As eleições presidenciais aproximam-se e a democracia espera o contributo de todos.
O próximo Presidente da República Portuguesa deverá possuir os valores humanistas que nos caracterizam enquanto povo, pois será ele o nosso maior representante. Importa relembrar que a ação deste Chefe de Estado é limitada, pois um Presidente da República não tem funções governativas; é antes um árbitro do governo, na medida em que pode (e deve) fiscalizar a sua ação e garantir o cumprimento da Constituição.
Ao escolhermos o Presidente da República, escolhemos quem nos representa, quem dá rosto ao país e quem assegura o equilíbrio das instituições.
É, por isso, um cargo que exige ponderação, ética, sentido de justiça e um profundo respeito pelo país.
António José Seguro reúne essas qualidades. Ao longo do seu percurso público mostrou preparação, conhecimento das instituições e uma forma de estar marcada pelo diálogo, elevação e responsabilidade.
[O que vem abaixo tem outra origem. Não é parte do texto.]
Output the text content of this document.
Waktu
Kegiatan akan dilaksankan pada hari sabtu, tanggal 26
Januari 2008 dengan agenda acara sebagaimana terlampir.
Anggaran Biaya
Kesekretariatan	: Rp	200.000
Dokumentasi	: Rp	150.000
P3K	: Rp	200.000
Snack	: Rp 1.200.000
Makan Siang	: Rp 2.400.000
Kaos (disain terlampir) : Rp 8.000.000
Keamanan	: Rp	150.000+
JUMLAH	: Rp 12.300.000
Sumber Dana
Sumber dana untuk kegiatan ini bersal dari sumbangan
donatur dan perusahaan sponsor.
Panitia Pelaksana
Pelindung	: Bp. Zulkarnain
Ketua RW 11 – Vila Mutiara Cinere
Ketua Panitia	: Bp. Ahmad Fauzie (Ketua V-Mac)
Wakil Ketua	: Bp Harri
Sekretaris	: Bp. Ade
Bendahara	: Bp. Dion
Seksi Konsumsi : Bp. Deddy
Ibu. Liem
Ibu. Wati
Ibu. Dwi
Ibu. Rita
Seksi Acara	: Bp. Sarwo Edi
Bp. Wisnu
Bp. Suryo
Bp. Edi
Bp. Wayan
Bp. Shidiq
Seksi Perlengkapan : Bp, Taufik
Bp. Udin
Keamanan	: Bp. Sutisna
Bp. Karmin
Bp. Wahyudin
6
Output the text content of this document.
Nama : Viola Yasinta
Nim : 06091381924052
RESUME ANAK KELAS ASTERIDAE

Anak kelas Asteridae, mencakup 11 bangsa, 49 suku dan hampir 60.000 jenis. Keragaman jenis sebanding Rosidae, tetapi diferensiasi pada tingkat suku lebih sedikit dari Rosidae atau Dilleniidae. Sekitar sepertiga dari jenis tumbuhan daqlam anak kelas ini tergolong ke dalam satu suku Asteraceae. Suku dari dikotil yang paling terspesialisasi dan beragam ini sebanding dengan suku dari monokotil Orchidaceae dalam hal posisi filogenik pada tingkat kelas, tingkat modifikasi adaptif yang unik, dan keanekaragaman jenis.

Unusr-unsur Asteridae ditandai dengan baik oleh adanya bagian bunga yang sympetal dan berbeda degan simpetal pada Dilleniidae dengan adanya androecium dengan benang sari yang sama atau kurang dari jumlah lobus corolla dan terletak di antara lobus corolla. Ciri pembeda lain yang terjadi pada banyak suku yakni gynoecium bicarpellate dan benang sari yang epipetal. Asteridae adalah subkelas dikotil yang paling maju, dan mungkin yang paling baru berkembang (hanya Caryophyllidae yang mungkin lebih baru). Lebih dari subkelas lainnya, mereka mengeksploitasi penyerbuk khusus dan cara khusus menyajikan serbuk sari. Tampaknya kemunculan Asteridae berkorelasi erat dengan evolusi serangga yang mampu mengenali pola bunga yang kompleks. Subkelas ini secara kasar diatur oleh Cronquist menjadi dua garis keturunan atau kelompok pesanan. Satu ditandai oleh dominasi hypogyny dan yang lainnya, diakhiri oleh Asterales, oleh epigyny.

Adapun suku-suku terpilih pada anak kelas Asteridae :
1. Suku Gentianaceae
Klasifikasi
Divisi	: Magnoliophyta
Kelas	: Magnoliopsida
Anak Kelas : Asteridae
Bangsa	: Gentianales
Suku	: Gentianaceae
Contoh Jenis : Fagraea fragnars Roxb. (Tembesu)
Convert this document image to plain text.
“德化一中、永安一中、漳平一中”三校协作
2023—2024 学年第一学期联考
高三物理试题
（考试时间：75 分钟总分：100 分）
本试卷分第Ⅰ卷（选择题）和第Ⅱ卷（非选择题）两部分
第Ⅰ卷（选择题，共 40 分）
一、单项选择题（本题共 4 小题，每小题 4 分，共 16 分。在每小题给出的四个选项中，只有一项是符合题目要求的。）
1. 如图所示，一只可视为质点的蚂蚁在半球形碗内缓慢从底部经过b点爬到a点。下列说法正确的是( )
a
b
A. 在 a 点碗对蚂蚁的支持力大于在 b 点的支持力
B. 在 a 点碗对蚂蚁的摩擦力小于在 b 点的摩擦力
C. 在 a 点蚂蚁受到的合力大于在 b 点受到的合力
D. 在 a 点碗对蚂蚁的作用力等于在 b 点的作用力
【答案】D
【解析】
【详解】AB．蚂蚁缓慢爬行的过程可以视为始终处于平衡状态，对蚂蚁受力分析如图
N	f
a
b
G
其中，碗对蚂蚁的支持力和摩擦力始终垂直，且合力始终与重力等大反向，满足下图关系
Vindo do interior, conhece de perto as dificuldades de quem vive longe do centro de decisões, dos serviços e das oportunidades plenas. Conhece o ritmo lento dos territórios esquecidos, a persistência das suas gentes, a importância da proximidade e o valor da escuta. Vive nas Caldas da Rainha e cuida das suas vinhas em Penamacor, sua terra berço. É, por isso, um de nós e não é um qualquer. É alguém com a coragem de enfrentar estes tempos de desrespeito, intolerância e mentira. Alguém que percebeu que a Democracia, a ética e a liberdade precisam de humanistas de verdade, alguém que decidiu avançar para defender um Portugal justo, livre e empático. Esta é a hora de António José Seguro.
Num momento em que a Constituição da República Portuguesa é muitas vezes tratada com ligeireza e até com desdém, Seguro vem relembrar-nos de que a Constituição é um pacto civilizacional, resultado de lutas, consensos e aprendizagens históricas, defendendo-a, por isso, com respeito e lucidez, consciente de que cabe ao Presidente protegê-la, interpretá-la e fazê-la cumprir e não moldá-la ao sabor das circunstâncias ou das conveniências políticas do momento.
A Presidência da República exige equilíbrio, experiência e uma visão ampla do país. Exige alguém capaz de unir, de ouvir e de representar todos os portugueses, independentemente das suas opções políticas. Exige um olhar atento às fragilidades sociais e uma palavra de amparo nos momentos difíceis.
Votar em António José Seguro é escolher um Presidente fiel aos valores democráticos, é apostar na estabilidade, no respeito institucional e numa relação honesta com os cidadãos.
Num tempo que precisa de verdade e confiança, votemos pelo Seguro. E votar pelo Seguro é um gesto consciente a favor da liberdade, do respeito e da justiça social. É votar pela elevação das instituições; pela elevação de um país.
Votar pelo Seguro é votar no Homem que de tudo fará para bem nos defender, representar e emancipar.